Moins de journalistes tués en 2010 mais plus de prises d'otages

© 2010 AFP
— 

Moins de journalistes ont été tués dans l'exercice de leurs fonctions en 2010 mais les prises d'otages sont en augmentation régulière depuis ces dernières années, un phénomène qui touche tous les continents, selon un bilan publié jeudi par Reporters sans frontières.

Ainsi, 57 journalistes sont morts en 2010 (contre 76 en 2009), 51 ont été enlevés (contre 33 l'année d'avant), 535 autres arrêtés, 1.374 ont été agressés ou menacés, tandis que 504 médias ont été censurés et 127 journalistes ont fui leur pays. Au cours de la dernière décennie, les trois pays les plus violents à l'encontre des journalistes ont été le Pakistan, l'Irak et le Mexique.

Les journalistes tués sont avant tout victimes de criminels et de trafiquants, relève l'organisation de défense de la presse.

"C'est la surprise", commente Jean-François Julliard, secrétaire général de RSF. "Il y a eu moins de journalistes tués en zone de guerre que lors des années précédentes, il y en a eu moins en Somalie, moins en Irak que lors des années noires 2006-2007. On a le sentiment que, de plus en plus, les assassins de journalistes ne sont pas à chercher en zone de guerre mais dans des pays victimes de milices et de mafias", explique-t-il à l'AFP.
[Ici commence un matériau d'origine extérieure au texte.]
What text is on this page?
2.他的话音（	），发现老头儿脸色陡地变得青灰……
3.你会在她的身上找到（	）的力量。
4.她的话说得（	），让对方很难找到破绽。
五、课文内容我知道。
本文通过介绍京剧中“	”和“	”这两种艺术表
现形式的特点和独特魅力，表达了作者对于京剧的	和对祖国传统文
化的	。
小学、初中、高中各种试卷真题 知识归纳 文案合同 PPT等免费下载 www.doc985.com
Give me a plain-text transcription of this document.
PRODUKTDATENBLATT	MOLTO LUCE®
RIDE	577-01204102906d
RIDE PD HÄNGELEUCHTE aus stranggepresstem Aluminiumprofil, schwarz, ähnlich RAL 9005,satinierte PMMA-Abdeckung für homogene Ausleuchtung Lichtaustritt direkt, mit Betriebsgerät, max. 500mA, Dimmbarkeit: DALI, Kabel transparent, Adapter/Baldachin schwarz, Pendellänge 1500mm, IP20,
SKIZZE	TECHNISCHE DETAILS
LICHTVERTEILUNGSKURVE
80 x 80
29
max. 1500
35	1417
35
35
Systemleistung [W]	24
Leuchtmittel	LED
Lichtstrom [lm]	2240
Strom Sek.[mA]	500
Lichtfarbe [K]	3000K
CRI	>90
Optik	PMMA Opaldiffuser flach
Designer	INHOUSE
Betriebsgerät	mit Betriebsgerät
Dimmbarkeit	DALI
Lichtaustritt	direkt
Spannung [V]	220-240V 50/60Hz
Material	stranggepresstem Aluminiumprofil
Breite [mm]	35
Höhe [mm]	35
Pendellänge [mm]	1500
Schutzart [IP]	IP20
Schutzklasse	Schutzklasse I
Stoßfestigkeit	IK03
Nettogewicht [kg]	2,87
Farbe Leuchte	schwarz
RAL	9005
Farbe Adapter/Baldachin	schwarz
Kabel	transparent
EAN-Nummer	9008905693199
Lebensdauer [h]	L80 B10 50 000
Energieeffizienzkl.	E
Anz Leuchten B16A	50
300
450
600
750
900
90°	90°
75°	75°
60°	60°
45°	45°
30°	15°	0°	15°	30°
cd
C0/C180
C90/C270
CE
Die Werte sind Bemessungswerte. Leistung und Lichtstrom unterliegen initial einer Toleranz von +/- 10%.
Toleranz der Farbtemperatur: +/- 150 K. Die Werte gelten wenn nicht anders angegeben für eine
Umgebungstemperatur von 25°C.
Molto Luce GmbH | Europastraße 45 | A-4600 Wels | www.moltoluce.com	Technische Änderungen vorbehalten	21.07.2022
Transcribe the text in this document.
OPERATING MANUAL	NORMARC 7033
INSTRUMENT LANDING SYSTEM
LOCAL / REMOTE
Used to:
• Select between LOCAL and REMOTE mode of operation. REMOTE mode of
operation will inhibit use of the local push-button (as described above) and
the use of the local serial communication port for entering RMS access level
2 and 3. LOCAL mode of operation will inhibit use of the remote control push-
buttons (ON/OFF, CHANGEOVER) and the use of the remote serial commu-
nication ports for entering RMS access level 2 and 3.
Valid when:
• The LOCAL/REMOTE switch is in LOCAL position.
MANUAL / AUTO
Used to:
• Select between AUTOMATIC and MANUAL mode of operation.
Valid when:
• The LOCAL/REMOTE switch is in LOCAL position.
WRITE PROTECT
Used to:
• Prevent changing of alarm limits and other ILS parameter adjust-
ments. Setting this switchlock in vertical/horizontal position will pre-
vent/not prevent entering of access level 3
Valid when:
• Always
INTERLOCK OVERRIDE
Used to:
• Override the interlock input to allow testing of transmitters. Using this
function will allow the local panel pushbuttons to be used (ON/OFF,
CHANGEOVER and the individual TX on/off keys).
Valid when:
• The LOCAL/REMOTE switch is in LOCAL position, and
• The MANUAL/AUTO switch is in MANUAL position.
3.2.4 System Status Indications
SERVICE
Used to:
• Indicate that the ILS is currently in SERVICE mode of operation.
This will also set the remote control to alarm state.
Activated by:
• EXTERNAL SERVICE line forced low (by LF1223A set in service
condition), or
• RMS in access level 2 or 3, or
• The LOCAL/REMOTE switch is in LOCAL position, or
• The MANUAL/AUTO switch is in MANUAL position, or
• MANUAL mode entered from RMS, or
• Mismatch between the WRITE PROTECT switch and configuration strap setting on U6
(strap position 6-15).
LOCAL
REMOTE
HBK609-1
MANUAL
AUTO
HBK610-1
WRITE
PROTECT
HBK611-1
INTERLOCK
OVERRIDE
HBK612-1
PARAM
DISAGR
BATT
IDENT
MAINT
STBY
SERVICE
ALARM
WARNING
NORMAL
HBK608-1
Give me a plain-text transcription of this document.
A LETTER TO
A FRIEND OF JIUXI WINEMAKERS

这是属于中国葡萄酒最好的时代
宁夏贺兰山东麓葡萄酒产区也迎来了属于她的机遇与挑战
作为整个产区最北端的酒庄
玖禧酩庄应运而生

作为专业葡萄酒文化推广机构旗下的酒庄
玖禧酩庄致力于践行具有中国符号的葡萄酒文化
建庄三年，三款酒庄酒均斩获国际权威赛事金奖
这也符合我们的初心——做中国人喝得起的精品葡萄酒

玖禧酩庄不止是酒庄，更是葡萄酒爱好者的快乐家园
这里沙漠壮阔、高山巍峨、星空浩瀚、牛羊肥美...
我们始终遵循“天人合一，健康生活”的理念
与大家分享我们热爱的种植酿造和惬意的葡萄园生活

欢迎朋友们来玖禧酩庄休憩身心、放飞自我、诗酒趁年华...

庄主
En 2010, des journalistes ont été tués dans 25 pays différents. Depuis que RSF établit son bilan, c’est la première fois qu’autant sont concernés.

L'année se démarque également par l'augmentation importante du nombre d'enlèvements: 29 cas en 2008, 33 en 2009, 51 en 2010. La prise d'otages des journalistes de France 3, Hervé Ghesquière et Stéphane Taponier, ainsi que de leurs trois accompagnateurs afghans, il y a un an, est la plus longue de l'histoire du journaliste français depuis la fin des années 80, note l'ONG.

"Le phénomène existait, on se souvient notamment du Liban et de la prise d'otages des journalistes français dans les années 80, mais au début des années 2000 les enlèvements étaient devenus un fait mineur", constate M. Julliard.

Depuis la guerre en Irak, les prises d'otages "avec demandes de rançon ou revendications politiques ont repris et ne cessent de croître", ajoute-t-il. Le phénomène touche aujourd'hui tous les continents, notamment l'Afrique où la pratique n'était pas répandue mais devient un véritable moyen de pression.

Les journalistes sont utilisés comme monnaie d'échange, les kidnappings permettant aux ravisseurs de financer leurs activités criminelles.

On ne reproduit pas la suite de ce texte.